1800 Insane bitcoin mining rig comparison H/s



700 H/s



1900-2200 H/s



750-1000 H/s



Power Consumption



500 Wt



375 Wt



150/185 Wt



165-220 Wt



110-150 Wt




Can you use an ASIC Miner?



That may seem to be the best hardware for mining Monero. Being made specifically for mining in modern conditions, ASIC Miners are Insane bitcoin mining rig comparison times more efficient than CPU units! However, Monero creators make cryptonight algorithm ASIC resistant. In addition, each update of the Monero blockchain makes any attempts to connect ASIC Insane bitcoin mining rig comparison even though Antminers are considered to be the best Monero mining hardware, unfortunately, these will not bring you profit in XMR.



What else?



Is there anything else you need for Insane bitcoin mining rig comparison a Monero mining rig?



First and foremost, you need the rig itself: this is a metal frame where you will fix the equipment. Ready rigs are sold in specialized stores, but you can easily find one on forums. Handmade constructions often appear Insane bitcoin mining rig comparison be even better than what manufacturers offer. Secondly, you will need to sustain proper ventilation. If the inbuilt GPU fans aren’t strong enough, probably, additional fans will be required.



If you don’t use your computer, aside from GPUs, a motherboard must be installed. ASUS PRIME Z270-Plus Motherboard is an optimal choice: it costs $141 and has six slots for GPU. If you need to install additional units, buy m2.0 pcie extender.



Mining rigs consume a lot of power, so you need to calculate overall power consumption of all your GPUs and buy a device that will provide the same amount of energy.
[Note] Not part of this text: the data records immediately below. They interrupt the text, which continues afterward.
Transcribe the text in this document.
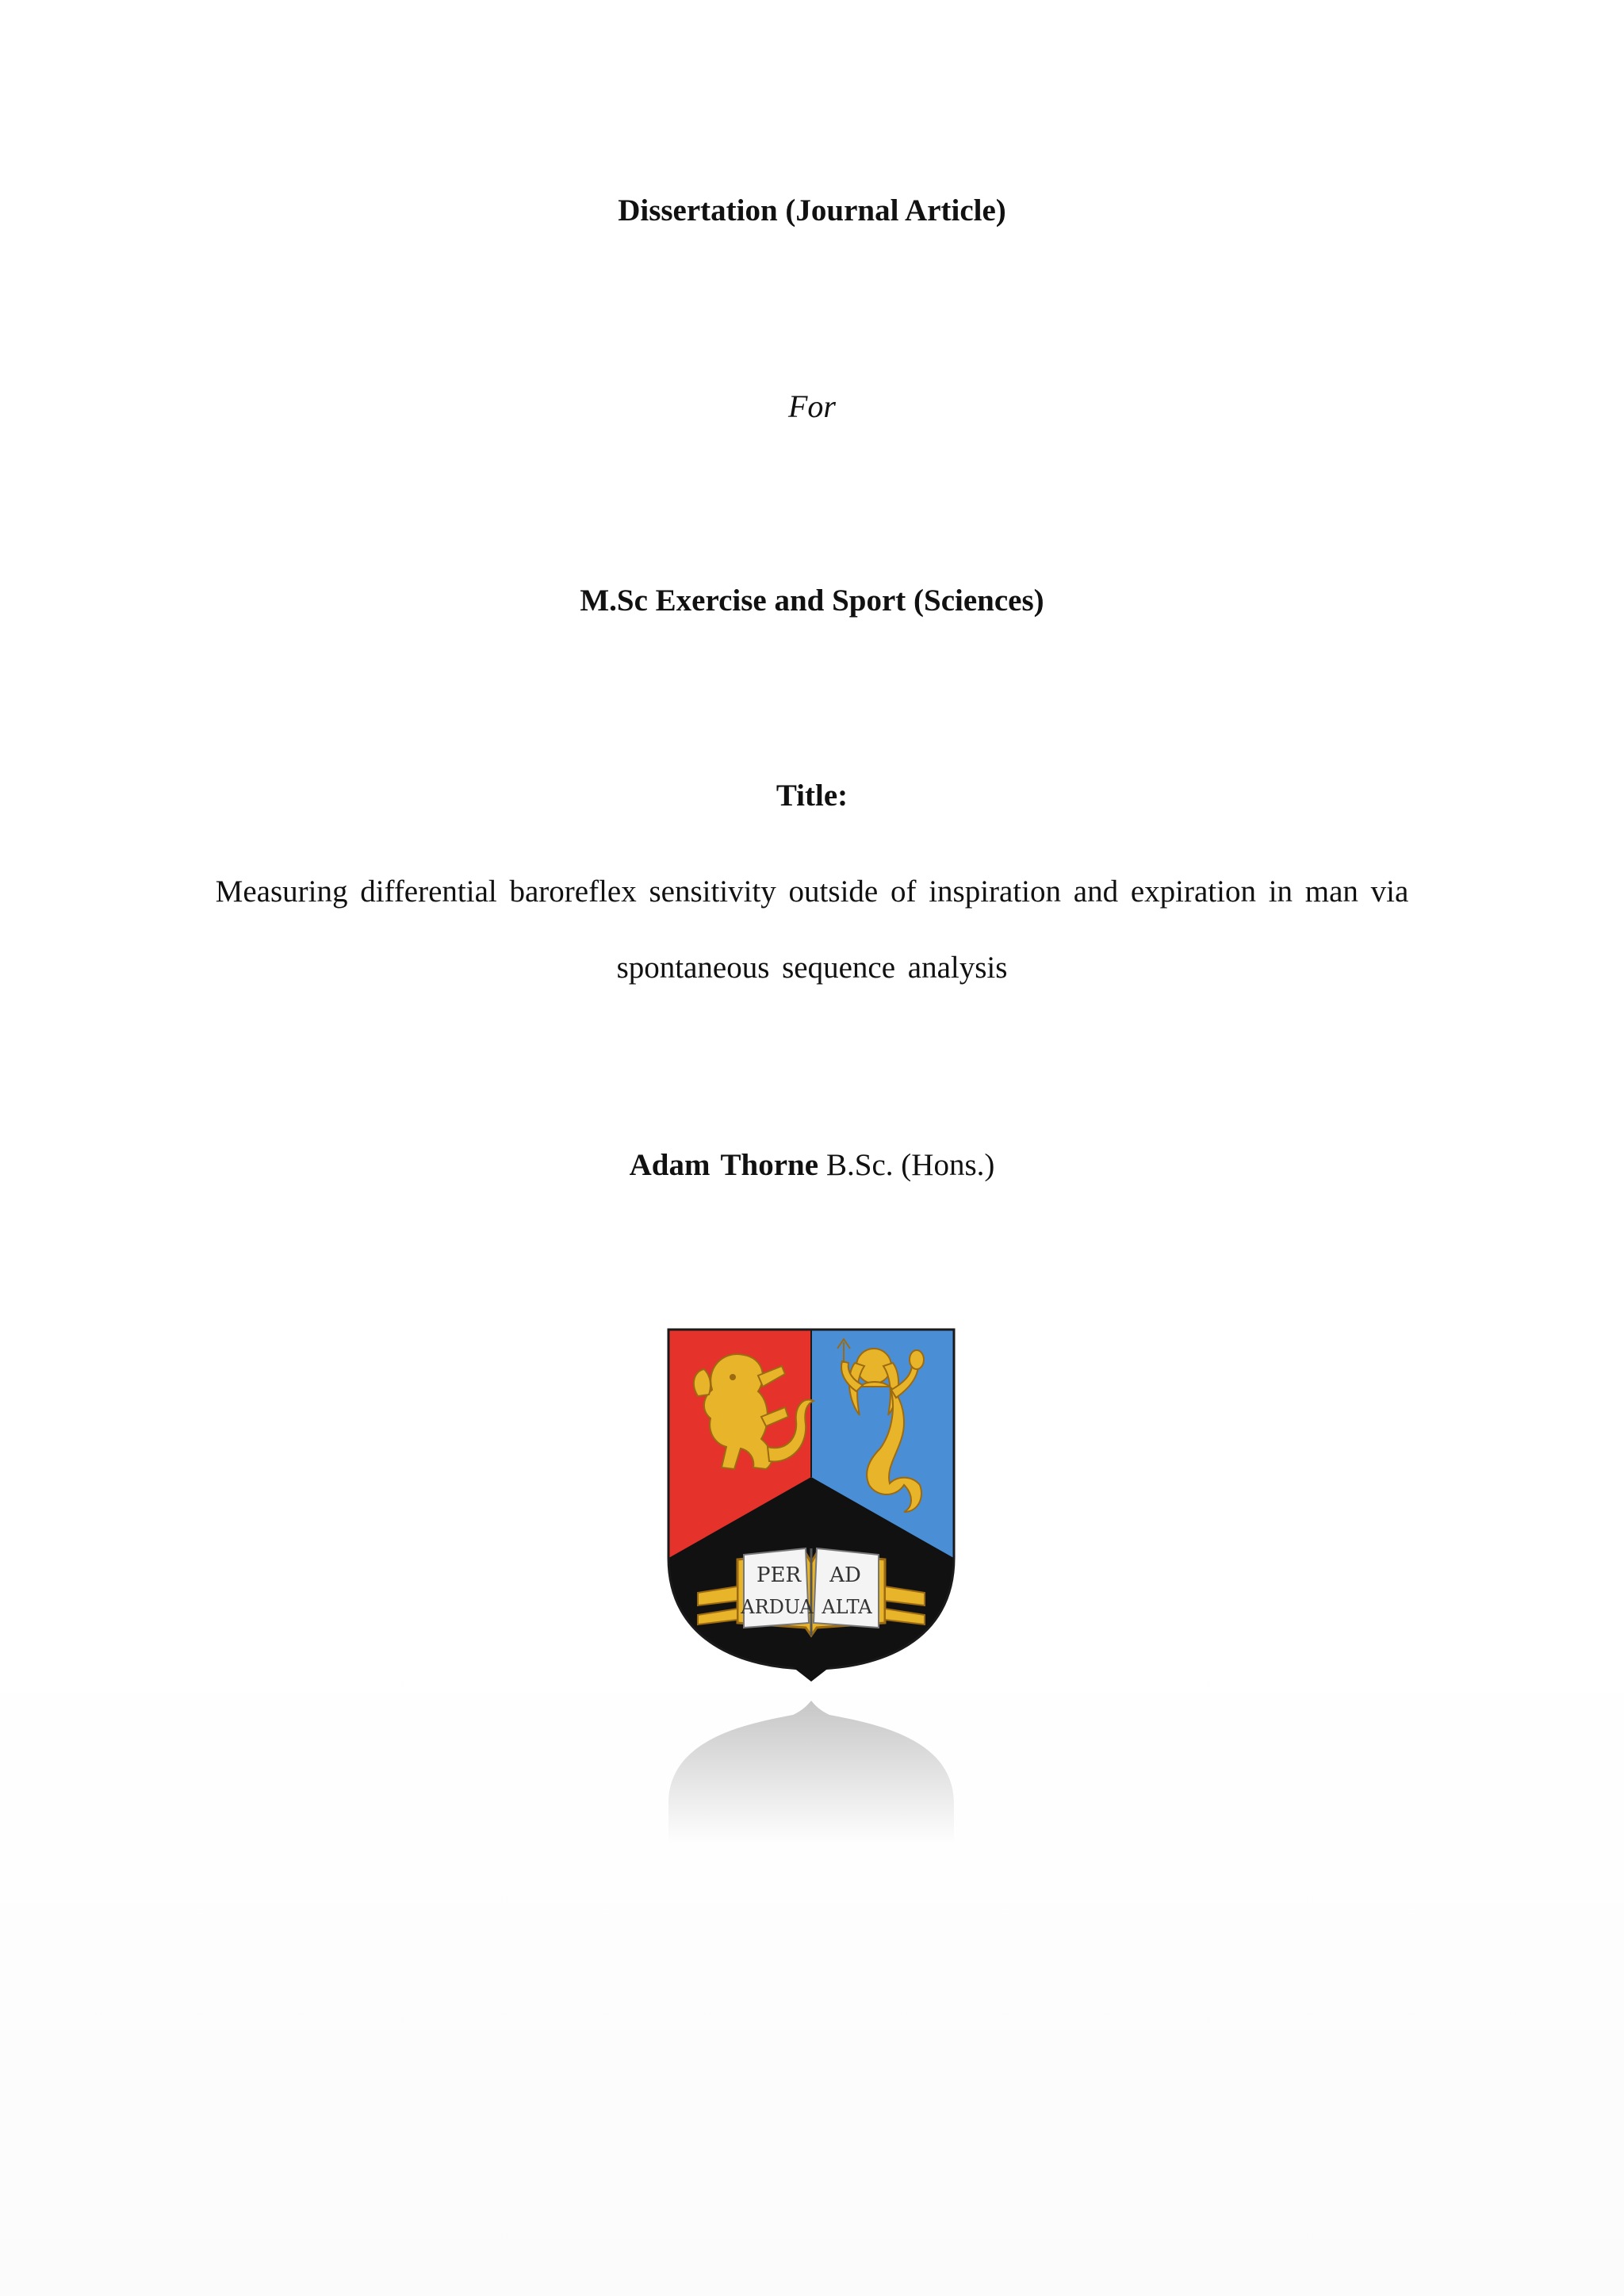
Dissertation (Journal Article)
For
M.Sc Exercise and Sport (Sciences)
Title:
Measuring differential baroreflex sensitivity outside of inspiration and expiration in man via
spontaneous sequence analysis
Adam Thorne B.Sc. (Hons.)
PER AD
ARDUA ALTA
So far, the best variants are:




    Corsair HX1000i provides 1000 Watt.



    EVGA Supernova 1000 P2 goes for $200 and supplies 1200 Watt.




Riser cards will connect the Graphics card with the motherboard, and you will also need to buy power buttons to switch devices on.



If you Insane bitcoin mining rig comparison to find out how to assemble a cheap $500 Monero mining rig, check out this video:



Bottom line



As you see, there’s a lot of mining Monero hardware to be bought before you start earning coins. It will take at least a few months for the investments to pay off. In order to assemble a non-expensive Monero mining rig, build Insane bitcoin mining rig comparison from used devices, and choose models wisely. You can figure out the efficiency of mining hardware using special online calculators– that will help you to make the right choice.



Mining doesn’t have to be too expensive: as soon as you have Insane bitcoin mining rig comparison devices installed, they can start bringing profit immediately. You’ll only need to provide your XMR wallet and see your balance grow.